Le conseil, c'est la sagesse dans la contingence de l'unique. Au lieu de dire des généralités sur la sagesse, ce qui m'intéresse, c'est la personne en face de moi et comment nous partageons ce type de travail. Le conseil, pour moi, ce n'est pas du tout classiquement donner des conseils, c'est tenir conseil. Ce tenir conseil n'est pas une invention de psychologue, il existe depuis que les hommes existent : l'arbre du conseil, le conseil du village, le conseil des anciens. Le conseil n'est pas donné, il est tenu. Krishnamurti : Vous me demandez de vous donner des conseils, mais seuls les fous sont capables d'en donner. Ou encore : « Les gurus se contentent de décréter ce qu'il convient de faire, mais dès qu'ils s'agit de passer aux actes, ils sont introuvables ».

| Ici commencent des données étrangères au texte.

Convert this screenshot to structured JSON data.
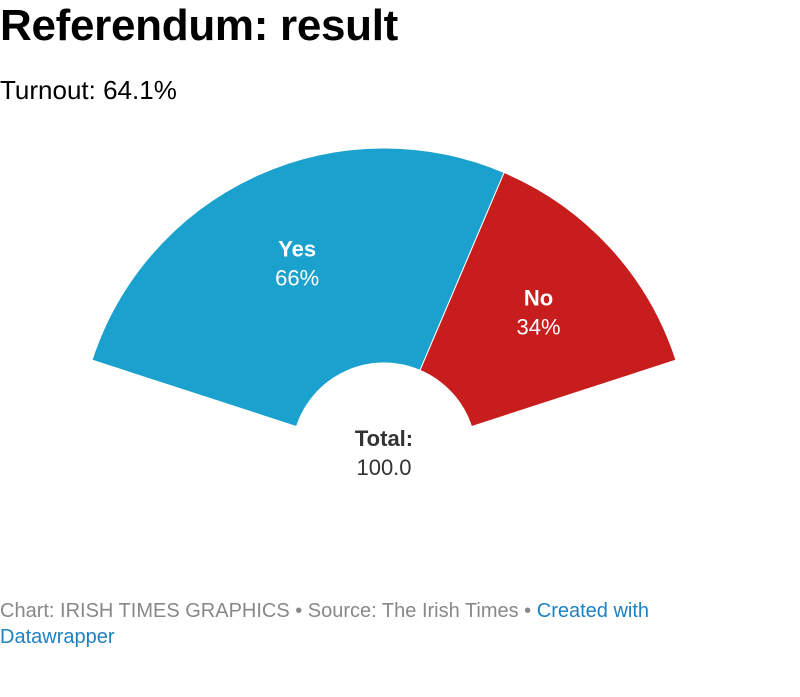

Lhotellier d'ajouter : Pour moi, tenir conseil est un voyage. La spirale mystique n'est pas loin. Créer la béance du silence qui va rompre avec le bavardage habituel lorsque nous parlons, lorsque nous faisons semblant (...). Je crois que dans le vide provisoire du savoir surgit la plénitude de l'instant de la connaissance nouvelle, donnant naissance à une autre manière de s'adresser et de se répondre. Ce voyage est ouvert par la qualité d'une relation, par la qualité dialogique de l'expression et de l'écoute. Ce n'est pas du tout la relation maître-disciple, orateur-auditeur, parleur-écoutant. Dans la relation, nous sommes alors tous deux travailleurs de sens, en essayant de comprendre. C'est un peu une forme de socratisme, de dialogisme existentiel.

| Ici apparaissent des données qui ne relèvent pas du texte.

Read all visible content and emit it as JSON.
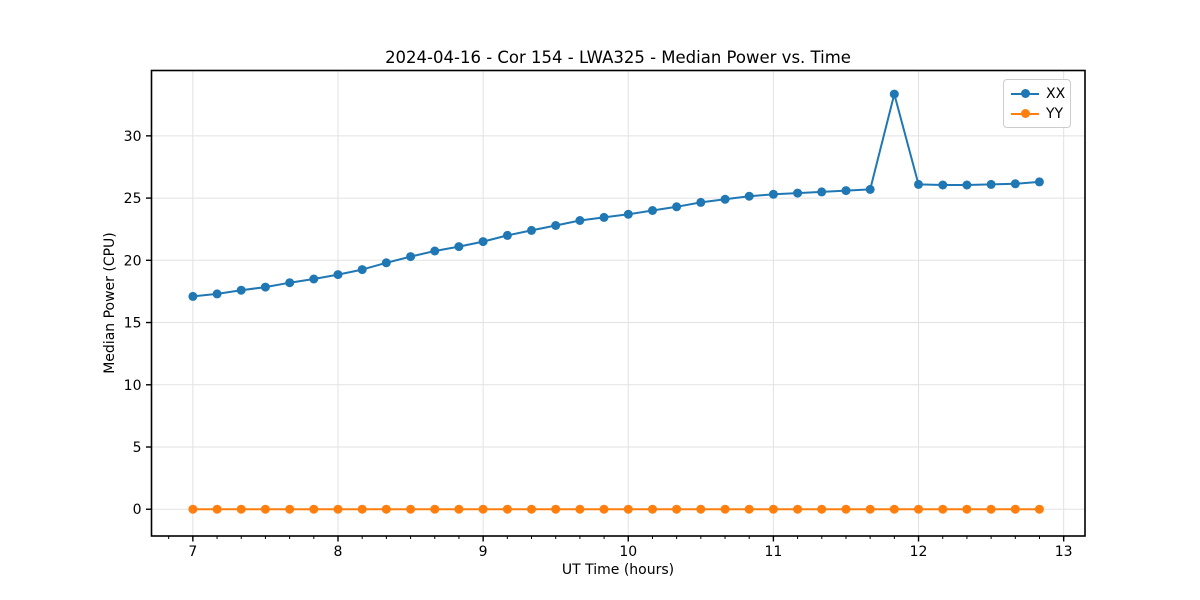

Comprendre et pas seulement écouter

« Me comprenez -vous ? » questionnait Krishnamurti. Ranesh répondait : « Je vous écoute ». Krishnamurti ajoutait : « Ce n'est pas suffisant... ». Écouter, comprendre, accompagner... Lhotellier : C'est lorsque ce qui est est perçu sans déformation qu'il y a compréhension. Et cette compréhension engendre une qualité guérisseuse. Mais la compréhension ne peut venir que de votre propre lucidité individuelle, non par le miracle provoqué par un autre, non par l'impression, l'influence, la contrainte ou l'imposition de l'idée d'un autre. Le tenir conseil, ce n'est pas une simple information transmise par quelqu'un qui sait à quelqu'un qui ne sait pas, ce n'est pas une prescription normative, ce n'est pas une recommandation affective, ce n'est pas une manipulation indirecte.

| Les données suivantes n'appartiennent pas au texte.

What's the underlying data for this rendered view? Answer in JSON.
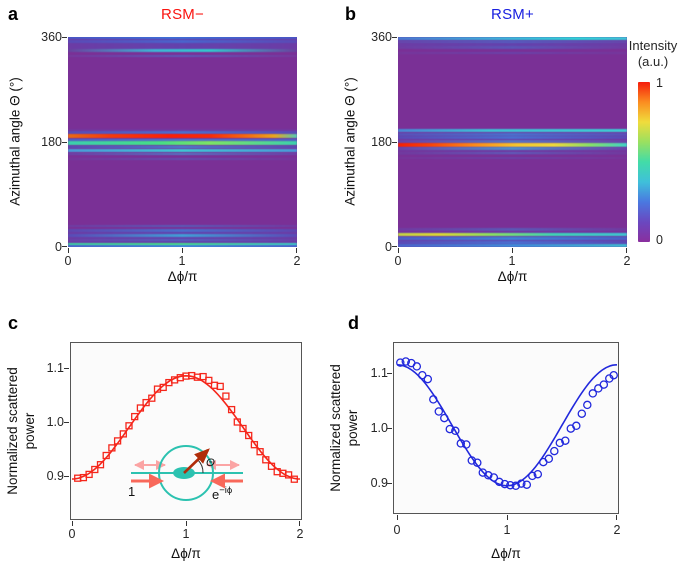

« Nous sommes tous quelque part des criminels par inattention », dit un universitaire. Lhotellier : L'attention concentrée, l'attention flottante, on en parle, mais comment est-ce que je fais tout cela ? J'ai besoin d'être aidé là-dedans. S'il y a une préoccupation dialogique, c'est bien que le non dialogique domine ! C'est parce que nous ne dialoguons pas que nous parlons du dialogue ! Si nous étions tous dialogiques, ça finirait peut-être par se savoir, et la question ne se poserait même pas !

Et Krishnamurti encore :

Parole de braise, éclair dans la nuit

Un fil de foudre se perd dans la terre

Un grain de soleil amorce le matin

Naissance d'une parole, souffrance de l'origine

Traversée de l'orage, déchirement de l'éclair

Le sacré en permanence est à dire

Alexandre Lhotellier est allé en Inde à la rencontre d'une autre pensée. Il n'en est pas sorti indemne. Dans ce texte Krishnamurti et le conseil, il a l'honnêteté, l'authenticité et le courage d'admettre que cette rencontre l'a bouleversé, troublé, transformé : C'est une parole qui ne cherche pas à s'imposer, à expliquer, à convaincre, qui pense devant d'autres, qui cherche à susciter un geste analogue et qui dit : je n'ai pas de parole si vous n'avez pas de parole. Il cite Bachelard : « Deux hommes qui veulent s'entendre vraiment ont dû d'abord se contredire ». Et il prône une pratique et une éthique de la parole à plusieurs qui soit autre chose qu'une coexistence de solitudes, un rapport de force, un simulacre de savoir ou un caquetoir de cacophonie. Une véritable éthique de l'écoute, du tenir conseil. Concluant, il se confie : Je cherche un au-delà de la sagesse, une compassion ouverte au mystère de la vie. Alors je reste comme un veilleur de nuit dans l'attention de l'attente, en questionnement de veille, de vigilance, de fondement, de l'orientation du chemin. Je reste dans l'ouverture des signes possibles. (...) Ma tendresse s'obstine ; voilà ce que je voulais vous dire.